The results showed increased DLL4 and JAG1 expression in glioblastoma tissues. Five types of basic microvascular formations, including microvascular sprouting, vascular cluster, vascular garland, glomeruloid vascular proliferation, and vasculogenic mimicry, were detected. Glioblastomas with the type I microvascular pattern (MVP) that displayed prominent microvascular sprouting and vascular clusters tended to have higher DLL4 expression, whereas those with the type II MVP that had numerous vascular garlands, glomeruloid vascular proliferations, and vasculogenic mimicries showed upregulated JAG1 expression. Univariate analysis documented that high DLL4 expression, high JAG1 expression, and type II (MVP) were statistically associated with reduced TTP and OS. Multivariate analysis confirmed high DLL4 expression, high JAG1 expression, and type II MVP as significant prognostic factors for both shorter TTP and OS, independent of age, Karnofsky performance scale, and other molecular markers (vascular endothelial growth factor, Ki67, and P53).

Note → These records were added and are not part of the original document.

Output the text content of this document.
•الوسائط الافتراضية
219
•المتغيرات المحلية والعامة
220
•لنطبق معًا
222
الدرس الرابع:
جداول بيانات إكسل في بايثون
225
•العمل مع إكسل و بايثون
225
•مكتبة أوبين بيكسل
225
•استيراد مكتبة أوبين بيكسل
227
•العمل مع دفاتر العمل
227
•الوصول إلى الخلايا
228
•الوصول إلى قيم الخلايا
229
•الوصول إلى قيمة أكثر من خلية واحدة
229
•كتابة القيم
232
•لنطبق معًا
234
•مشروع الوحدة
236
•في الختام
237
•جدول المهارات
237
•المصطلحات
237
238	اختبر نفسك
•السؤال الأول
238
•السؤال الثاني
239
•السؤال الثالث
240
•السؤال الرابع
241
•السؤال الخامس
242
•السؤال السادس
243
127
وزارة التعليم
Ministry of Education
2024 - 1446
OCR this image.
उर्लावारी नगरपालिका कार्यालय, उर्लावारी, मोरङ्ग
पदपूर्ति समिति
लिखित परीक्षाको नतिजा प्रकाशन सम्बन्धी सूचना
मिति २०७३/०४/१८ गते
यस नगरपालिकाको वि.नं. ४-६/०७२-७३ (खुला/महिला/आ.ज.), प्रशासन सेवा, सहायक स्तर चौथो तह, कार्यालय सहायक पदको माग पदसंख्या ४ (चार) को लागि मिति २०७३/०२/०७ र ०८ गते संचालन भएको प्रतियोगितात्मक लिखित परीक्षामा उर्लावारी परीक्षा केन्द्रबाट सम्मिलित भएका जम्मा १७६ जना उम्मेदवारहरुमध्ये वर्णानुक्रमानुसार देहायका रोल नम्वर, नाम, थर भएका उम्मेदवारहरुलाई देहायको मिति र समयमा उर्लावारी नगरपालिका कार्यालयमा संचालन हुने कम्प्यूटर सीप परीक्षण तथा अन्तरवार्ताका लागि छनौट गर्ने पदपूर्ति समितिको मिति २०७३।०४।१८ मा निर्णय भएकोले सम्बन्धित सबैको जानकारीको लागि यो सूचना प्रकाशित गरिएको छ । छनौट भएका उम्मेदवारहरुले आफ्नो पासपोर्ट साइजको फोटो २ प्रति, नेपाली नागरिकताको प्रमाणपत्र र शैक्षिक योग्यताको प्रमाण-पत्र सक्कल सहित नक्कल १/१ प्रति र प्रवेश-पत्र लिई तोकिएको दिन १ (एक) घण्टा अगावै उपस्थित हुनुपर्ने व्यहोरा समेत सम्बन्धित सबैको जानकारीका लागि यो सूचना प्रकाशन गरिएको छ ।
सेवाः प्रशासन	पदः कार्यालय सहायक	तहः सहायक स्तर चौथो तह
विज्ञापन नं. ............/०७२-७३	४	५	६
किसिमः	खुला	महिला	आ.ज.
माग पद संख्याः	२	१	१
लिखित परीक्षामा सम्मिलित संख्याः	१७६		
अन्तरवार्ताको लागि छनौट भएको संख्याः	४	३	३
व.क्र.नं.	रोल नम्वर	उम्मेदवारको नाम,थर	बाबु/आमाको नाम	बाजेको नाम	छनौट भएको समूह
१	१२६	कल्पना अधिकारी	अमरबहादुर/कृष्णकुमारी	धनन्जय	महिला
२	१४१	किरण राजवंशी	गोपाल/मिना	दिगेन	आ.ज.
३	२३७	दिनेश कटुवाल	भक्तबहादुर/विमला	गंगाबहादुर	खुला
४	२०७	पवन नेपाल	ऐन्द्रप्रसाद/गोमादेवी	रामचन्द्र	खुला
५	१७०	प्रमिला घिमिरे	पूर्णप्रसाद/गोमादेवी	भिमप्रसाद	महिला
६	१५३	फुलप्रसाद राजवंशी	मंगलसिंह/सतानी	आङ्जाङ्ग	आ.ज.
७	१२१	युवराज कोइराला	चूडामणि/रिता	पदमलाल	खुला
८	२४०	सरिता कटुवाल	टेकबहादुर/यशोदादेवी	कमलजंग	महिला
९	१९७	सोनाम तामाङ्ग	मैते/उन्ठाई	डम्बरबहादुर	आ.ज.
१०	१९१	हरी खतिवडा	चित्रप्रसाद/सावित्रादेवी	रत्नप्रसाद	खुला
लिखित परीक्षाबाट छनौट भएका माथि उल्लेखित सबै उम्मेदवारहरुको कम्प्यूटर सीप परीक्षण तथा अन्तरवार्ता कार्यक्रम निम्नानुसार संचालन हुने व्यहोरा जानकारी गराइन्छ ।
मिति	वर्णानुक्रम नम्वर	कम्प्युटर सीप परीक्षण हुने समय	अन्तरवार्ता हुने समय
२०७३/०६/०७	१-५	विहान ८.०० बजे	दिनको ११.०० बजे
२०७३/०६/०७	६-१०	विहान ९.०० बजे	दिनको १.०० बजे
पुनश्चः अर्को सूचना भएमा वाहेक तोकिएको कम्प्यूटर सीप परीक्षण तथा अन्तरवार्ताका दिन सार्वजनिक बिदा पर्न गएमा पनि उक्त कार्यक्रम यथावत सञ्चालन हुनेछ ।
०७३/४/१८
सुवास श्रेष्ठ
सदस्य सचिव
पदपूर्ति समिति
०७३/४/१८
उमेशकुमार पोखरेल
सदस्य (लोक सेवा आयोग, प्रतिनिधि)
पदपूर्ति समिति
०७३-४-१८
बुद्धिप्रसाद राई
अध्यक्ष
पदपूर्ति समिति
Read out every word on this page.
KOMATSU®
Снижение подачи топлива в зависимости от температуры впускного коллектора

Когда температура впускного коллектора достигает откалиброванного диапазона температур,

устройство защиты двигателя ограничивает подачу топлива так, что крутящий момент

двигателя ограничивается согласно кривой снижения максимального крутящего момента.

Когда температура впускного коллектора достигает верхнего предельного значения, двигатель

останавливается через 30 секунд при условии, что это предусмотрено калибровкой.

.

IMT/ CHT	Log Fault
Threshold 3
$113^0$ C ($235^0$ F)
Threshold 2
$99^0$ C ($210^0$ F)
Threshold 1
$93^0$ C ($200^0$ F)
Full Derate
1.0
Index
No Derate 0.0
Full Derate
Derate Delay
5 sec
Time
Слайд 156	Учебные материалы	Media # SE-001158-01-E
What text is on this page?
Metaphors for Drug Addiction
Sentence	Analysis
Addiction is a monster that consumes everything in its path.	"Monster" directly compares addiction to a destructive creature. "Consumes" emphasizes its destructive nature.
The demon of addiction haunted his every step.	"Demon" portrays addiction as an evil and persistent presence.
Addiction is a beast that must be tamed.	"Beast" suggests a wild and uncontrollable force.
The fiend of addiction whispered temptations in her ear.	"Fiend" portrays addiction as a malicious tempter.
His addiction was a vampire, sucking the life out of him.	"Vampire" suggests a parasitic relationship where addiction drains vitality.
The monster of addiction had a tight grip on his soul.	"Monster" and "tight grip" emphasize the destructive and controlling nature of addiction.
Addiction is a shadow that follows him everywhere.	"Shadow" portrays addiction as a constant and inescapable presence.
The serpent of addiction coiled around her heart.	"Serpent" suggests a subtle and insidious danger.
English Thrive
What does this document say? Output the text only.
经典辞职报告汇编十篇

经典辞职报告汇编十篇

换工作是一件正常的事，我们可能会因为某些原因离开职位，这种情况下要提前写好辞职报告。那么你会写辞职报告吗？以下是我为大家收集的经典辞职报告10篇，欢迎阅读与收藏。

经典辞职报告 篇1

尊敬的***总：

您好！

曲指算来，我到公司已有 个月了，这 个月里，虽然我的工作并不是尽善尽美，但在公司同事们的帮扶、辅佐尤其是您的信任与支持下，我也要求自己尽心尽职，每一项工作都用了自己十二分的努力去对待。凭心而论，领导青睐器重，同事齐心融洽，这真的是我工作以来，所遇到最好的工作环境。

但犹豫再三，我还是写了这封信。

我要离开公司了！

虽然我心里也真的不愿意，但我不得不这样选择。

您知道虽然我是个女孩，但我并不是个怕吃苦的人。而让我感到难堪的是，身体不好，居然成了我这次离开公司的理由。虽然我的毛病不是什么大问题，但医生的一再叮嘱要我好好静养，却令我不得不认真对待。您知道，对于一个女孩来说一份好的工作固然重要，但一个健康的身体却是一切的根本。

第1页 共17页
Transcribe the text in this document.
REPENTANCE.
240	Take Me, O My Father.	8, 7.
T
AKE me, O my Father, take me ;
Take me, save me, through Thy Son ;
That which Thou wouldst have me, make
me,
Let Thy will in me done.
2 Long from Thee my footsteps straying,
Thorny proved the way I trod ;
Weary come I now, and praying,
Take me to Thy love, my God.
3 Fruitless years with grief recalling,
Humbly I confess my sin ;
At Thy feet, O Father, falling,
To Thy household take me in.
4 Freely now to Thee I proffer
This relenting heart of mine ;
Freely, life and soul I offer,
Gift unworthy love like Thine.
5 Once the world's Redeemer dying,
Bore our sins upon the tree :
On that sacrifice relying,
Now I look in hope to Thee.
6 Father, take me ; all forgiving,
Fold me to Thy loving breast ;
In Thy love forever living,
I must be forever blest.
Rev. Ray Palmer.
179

DLL4 and JAG1 may have opposing effects on tumor angiogenesis in glioblastoma. The Notch pathway may be a new target for antiangiogenic therapy in glioblastoma ³⁾.

¹⁾

Hai L, Liu P, Yu S, Yi L, Tao Z, Zhang C, Abeysekera IR, Li T, Tong L, Ma H, Liu B, Xie Y, Zhou X, Lin Y, Zhu M, Zhang K, Ren B, Ming H, Huang Y, Yang X. Jagged1 is Clinically Prognostic and Promotes Invasion of Glioma-Initiating Cells by Activating NF-κB(p65) Signaling. Cell Physiol Biochem. 2018 Dec 21;51(6):2925-2937. doi: 10.1159/000496044. [Epub ahead of print] PubMed PMID: 30580328.

²⁾

Takada S, Hojo M, Takebe N, Tanigaki K, Miyamoto S. Stromal cells of hemangioblastomas exhibit mesenchymal stem cell-derived vascular progenitor cell properties. Brain Tumor Pathol. 2018 Jun 23. doi: 10.1007/s10014-018-0323-2. [Epub ahead of print] PubMed PMID: 29936560.

³⁾

Qiu XX, Chen L, Wang CH, Lin ZX, Chen BJ, You N, Chen Y, Wang XF. The Vascular Notch Ligands Delta-Like Ligand 4 (DLL4) and Jagged1 (JAG1) Have Opposing Correlations with Microvascularization but a Uniform Prognostic Effect in Primary Glioblastoma: A Preliminary Study. World Neurosurg. 2016 Apr;88:447-58. doi: 10.1016/j.wneu.2015.10.058. Epub 2015 Nov 4. PubMed PMID: 26546995.